現れた新任教師、ルイーゼの容貌に、まず男子生徒達が無言になった。
続いて、女子生徒達も。
体の線をはっきりと浮かび上がらせる黒いドレスに、豊かな黒い髪がうねるようにまとわりつく。ドレスからのぞく肌は白く、豊かな乳房と細い腰は、扇情的で、女の目から見ても鼓動が早くなるようだ。
ルイーゼは、野薔薇寮の一室を使う事になった。学院には女性の教師もいるが、皆、王都に家があり、学院へは通いだった。本来の籍は象牙の塔に残してはいるものの、長期間の招聘になる為、学院側で用意ができたのが、寮の一室だったのだ。
幸い、レオンハルト王太子の婚約にともない、学院を去った生徒の部屋が開いており、二人部屋をルイーゼ一人で使う事になったらしい。
正式な挨拶は休暇明けという事なのだが、休暇前に手続きの為、ルイーゼは現れたというわけだった。
「ルイーゼ!」
メルセデスが、久しぶりに会った元姉貴分に親しげに駆け寄ると、ルイーゼの方も同様に答えた。
「メルセデス、おちびさん! 本当にあなたなの? すっかり背が伸びて、見違えたわ!」
長身のメルセデスは、既にルイーゼの背丈を超していた。
美女というよりは、美青年然としたメルセデスと、肉感的で妖艶な美女であるルイーゼが抱き合うと、なんとも倒錯的に第三者には見えるのだが、当人達はそんな事はおかまいなしに抱擁をかわした。
「立ち話もなんですし、私達の部屋へいらっしゃいませんか?」
周囲の視線が気になってしまったマルガの提案で、一旦ルイーゼはマルガ達の部屋へ来た。迫力ある美人が一人いるだけで、部屋の中の雰囲気ががらりと変わるな、と、マルガは思いながら、長旅で疲れているだろうとルイーゼに緑茶を入れた。
「あら、緑茶ね、めずらしい、王都にもあるのね」
ルイーゼは緑茶を知っている様子で、マルガにひと言礼を言ってからひとくちすすり、美味しい、と、顔をほころばせた。

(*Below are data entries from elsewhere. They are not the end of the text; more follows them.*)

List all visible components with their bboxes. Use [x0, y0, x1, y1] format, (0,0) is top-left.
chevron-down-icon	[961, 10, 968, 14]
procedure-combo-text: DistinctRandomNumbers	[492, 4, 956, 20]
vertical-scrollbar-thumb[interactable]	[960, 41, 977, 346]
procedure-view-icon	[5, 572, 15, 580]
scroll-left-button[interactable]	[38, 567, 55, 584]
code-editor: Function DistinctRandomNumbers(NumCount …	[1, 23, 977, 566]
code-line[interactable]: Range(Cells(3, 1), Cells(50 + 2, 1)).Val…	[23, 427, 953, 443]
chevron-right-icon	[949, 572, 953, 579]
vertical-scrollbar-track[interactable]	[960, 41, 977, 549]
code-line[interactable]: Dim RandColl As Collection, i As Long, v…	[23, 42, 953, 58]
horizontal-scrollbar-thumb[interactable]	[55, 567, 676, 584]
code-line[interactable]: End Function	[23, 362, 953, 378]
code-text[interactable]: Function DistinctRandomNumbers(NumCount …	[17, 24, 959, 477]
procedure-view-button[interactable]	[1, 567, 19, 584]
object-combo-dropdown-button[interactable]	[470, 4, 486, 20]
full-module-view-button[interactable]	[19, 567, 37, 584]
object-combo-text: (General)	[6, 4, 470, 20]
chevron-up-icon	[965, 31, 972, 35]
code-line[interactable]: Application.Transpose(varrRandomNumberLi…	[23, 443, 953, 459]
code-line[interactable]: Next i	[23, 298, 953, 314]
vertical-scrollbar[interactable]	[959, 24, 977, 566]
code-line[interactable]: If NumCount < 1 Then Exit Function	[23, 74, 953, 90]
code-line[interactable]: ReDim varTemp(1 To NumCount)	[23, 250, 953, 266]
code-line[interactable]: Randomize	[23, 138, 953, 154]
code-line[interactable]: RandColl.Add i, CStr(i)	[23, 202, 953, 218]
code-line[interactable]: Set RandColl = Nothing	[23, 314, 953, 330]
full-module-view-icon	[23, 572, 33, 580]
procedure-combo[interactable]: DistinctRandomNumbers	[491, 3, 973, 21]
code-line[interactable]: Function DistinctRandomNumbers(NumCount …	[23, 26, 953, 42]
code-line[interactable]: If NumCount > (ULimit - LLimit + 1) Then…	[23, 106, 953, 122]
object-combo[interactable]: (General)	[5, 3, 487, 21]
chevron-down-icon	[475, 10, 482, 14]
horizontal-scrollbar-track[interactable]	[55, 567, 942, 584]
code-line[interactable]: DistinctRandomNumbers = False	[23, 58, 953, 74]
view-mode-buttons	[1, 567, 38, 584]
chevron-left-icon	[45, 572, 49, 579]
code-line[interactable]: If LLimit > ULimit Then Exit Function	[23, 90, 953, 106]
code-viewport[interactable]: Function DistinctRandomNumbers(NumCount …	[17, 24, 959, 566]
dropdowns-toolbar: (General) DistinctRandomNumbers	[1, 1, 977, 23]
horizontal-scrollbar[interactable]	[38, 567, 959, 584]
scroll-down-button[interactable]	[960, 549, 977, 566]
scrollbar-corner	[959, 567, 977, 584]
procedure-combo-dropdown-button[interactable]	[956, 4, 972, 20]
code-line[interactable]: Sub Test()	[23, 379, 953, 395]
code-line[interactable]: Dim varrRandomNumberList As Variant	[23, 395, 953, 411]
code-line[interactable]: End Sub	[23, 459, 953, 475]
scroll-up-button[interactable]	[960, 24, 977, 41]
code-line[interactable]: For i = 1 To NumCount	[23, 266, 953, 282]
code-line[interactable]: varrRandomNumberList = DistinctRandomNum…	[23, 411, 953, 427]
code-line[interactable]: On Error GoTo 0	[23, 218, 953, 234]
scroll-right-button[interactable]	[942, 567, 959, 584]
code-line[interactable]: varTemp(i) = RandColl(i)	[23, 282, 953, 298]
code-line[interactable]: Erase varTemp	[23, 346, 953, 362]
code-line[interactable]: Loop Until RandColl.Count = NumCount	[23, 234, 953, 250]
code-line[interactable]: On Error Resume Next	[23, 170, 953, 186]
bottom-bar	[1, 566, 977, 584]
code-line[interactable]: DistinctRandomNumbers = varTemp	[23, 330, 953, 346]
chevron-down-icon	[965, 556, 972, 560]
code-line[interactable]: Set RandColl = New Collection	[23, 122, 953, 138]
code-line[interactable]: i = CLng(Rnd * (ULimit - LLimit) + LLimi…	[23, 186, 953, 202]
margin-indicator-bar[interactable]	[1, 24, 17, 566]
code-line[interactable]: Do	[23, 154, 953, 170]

そのように微笑むルイーゼは本当に美しく、なにゆえ『魔女』などという異名をもつのか、信じがたいものがあった。
「手紙、読んだわ」
唐突にルイーゼが切り出した。
マルガが、どういう事だろうと戸惑っていると、メルセデスが補うように言った。
「……私が、送ったの」
「メルセデスは、学院に残る事を望んでいるのね」
ルイーゼが尋ねると、メルセデスはルイーゼを真っ直ぐ見、無言でうなずいた。
「アルベルトは何と?」
「きちんと向きあえてはいない、なんか、怖いんだ、私の知ってるアルベルトじゃないみたいで」
ルイーゼと話すメルセデスは、いつもより少し幼く、マルガには見えた。マルガには姉がいるが、自分も姉と接する時は今のメルセデスのようなのだろうか、と、ふと、郷里の姉の事を思った。
「一度、彼の本心を確かめる必要があるのではないかしら」
そう言うルイーゼを、メルセデスは頼もしそうに見つめているのだけれど、何故か、マルガには、その瞳にひどく冷たいものが含まれているような気がして、わずかではあるが、肌が粟立つような気持ちがした。
「私に、ひとつ考えがあるのだけれど、協力してもらえるかしら」
そう言って、薄く笑うルイーゼの微笑みは、ぞっとするほど美しいものに、マルガには思えた。